Allegations against CSIS regarding a citizenship security screening interview
The complainant had applied for Canadian citizenship and was subsequently required to attend an interview with CSIS. The complainant attended this interview with their lawyer. The complainant alleged that the CSIS officers who conducted the interview:
- denied them and their lawyer the right to record and take notes of the interview;
- violated past SIRC recommendations by not recording the interview themselves;
- interacted with the complainant’s lawyer in an intimidating manner, and did not allow the lawyer to interject or to interrupt;
- did not provide an adequate translation service; and
- lacked cultural sensitivity during the interview, used inappropriate interview tactics, chose discussion points that created unnecessary tension, and behaved improperly.
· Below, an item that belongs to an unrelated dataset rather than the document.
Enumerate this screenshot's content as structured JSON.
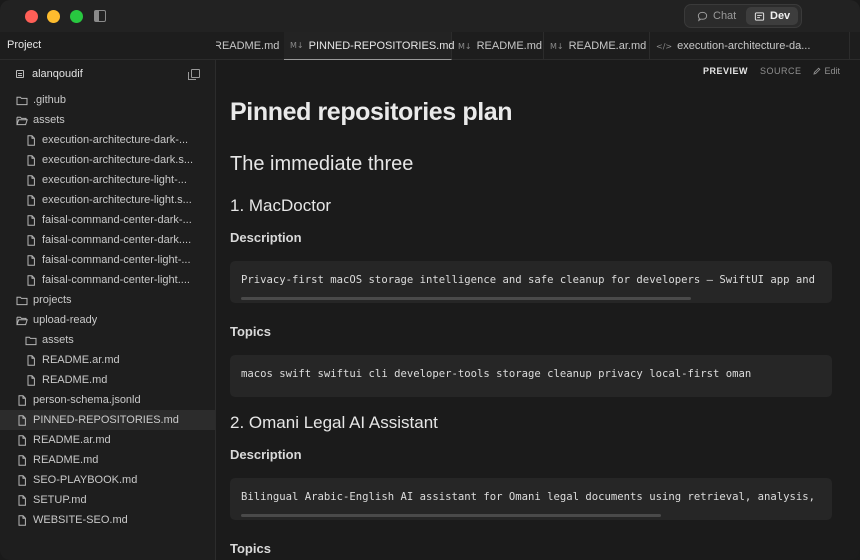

Upon considering all of the evidence, NSIRA found that the CSIS officers erred in denying the complainant and their counsel the opportunity to take notes that they could take from the premises. CSIS acknowledged that this practice was no longer in place. NSIRA recommended that CSIS adjust its governing policy to make clear that the interviewee and their representative may take and retain notes from interviews.
NSIRA commented that since 2000, numerous SIRC reports and decisions have recommended that CSIS record immigration security screening interviews. However, CSIS did not consistently record such interviews at the time of the complainant’s interview. CSIS indicated that efforts to require recording of all immigration interviews in its written procedures was in progress. NSIRA recommended that CSIS proactively record interviews in immigration and citizenship matters, and that CSIS retain this recording at least until a decision is made by Immigration, Refugees and Citizenship Canada (IRCC) on CSIS’ advice. In the event that CSIS provides a negative conclusion, the recording should be kept until the immigration status is determined and for the period of any appeal of that determination.
Given that the complainant was unable to retain notes from the interview and that no recording of the interview existed, NSIRA was unable to make findings on most of the improper statements that the CSIS interviewer was alleged to have made. However, one statement in particular, which was an English idiom that the CSIS officer acknowledged using, was found to be unnecessary and counterproductive, as it risked compounding tension in the interview and may not have had a reasonable, literal translation in the language spoken by the complainant.
CSIS indicated and NSIRA agreed that counsel to an interviewee has a role in, but not control of, the interview process. An interview subject’s lawyer is not limited to passive silence, but also must not act in a manner that impairs the Service’s ability to perform its mandate. To this end, it is not open to counsel to lead witnesses or have an intrusive role in questioning. NSIRA noted, however, that it is proper for counsel to raise concerns about interpretation or to suggest clarifying questions. These concerns are to be posed during a pause or in some other preorganized manner that does not disrupt the questioning. NSIRA recommended, therefore, that CSIS articulate within its own operating procedure the role of counsel (or other third parties) in the manner elaborated above, and that it communicates these expectations in advance to those attending an interview.
Finally, to remedy these errors, NSIRA recommended that CSIS convene a second interview attended by different officers and a different interpreter. Given the irregularities in the first interview and the resulting concern that it may contain inaccuracies, NSIRA further recommended that in completing its assessment and in providing advice to the IRCC, CSIS avoid giving weight to the results of the first interview.